When you have given enough time to rennet to make protein fermentations in milk, the milk will turn from liquid to gel. You can try the “stability” of the gel by pressing (with clean hands) the surface of the milk.

Tip 5: Cut the curd

The next step, now, is to quench milk that has been coagulated from a giant head, to smaller cubes or pieces. You can do this with a ‘cheese harp’, with a knife or even with a stirring wire. The size at which you cut the curd will greatly affect the amount of moisture retained in your final cheese. The smaller the original pieces, the softer and the oldest will be your cheese, and vice versa.

Tip 6: Mix, cook and wash the curd

For the next few minutes or even hour (depending on the recipe), you will mix the curd into the cooking utensil. If possible, you will turn on the temperature and cook the cheeses while stirring. During this phase, the most important thing that happens is the acid that continues to grow in the curd and from the movement of your stirring, the curd dries.

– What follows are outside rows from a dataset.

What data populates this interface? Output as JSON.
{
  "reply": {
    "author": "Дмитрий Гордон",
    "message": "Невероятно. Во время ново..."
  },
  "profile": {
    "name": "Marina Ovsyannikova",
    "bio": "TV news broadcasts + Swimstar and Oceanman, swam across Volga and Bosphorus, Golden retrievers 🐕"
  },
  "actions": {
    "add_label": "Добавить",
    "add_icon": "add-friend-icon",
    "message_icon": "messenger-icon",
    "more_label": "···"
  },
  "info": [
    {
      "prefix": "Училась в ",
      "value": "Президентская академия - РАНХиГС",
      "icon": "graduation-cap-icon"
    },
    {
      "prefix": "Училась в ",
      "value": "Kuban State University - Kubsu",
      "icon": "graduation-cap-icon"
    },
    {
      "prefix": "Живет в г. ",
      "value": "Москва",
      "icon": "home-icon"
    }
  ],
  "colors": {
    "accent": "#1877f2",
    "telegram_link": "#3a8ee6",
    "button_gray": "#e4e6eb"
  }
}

The more you cook and the more you stir, the more dry your cheese will be. Washing is the process of removing whey from the utensil and replacing it with water. This creates a milder, sweeter and more elastic mixture of cheese.

Tip 7: Drain the curd

Finally, it’s time to separate the curd from milk whey. You can do this almost final step simply by dropping the contents of the pot into a sifter in the sink. You can wait 10 minutes to let the curd sit at the bottom, and then press the liquid cheese together at the bottom of the pot before removing them out of the pot into pieces.

In general, our moves are fast at this point because we want to keep the heat in the porridge, encouraging them to sit together to form a nice smooth head. If we wait too long, the curd cools and the cheese dissolves.

Tip 8: Salt and aging of the cheese

Once the curd has been separated from the whey, you can add salt. Or you can move the curd to its final places (or baskets) and press the cheese rotary before salting. If a cheese is salted, has been properly acidified and has the right moisture inside it, it can aggravate to something more complicated. It can also be consumed immediately – exactly the same time.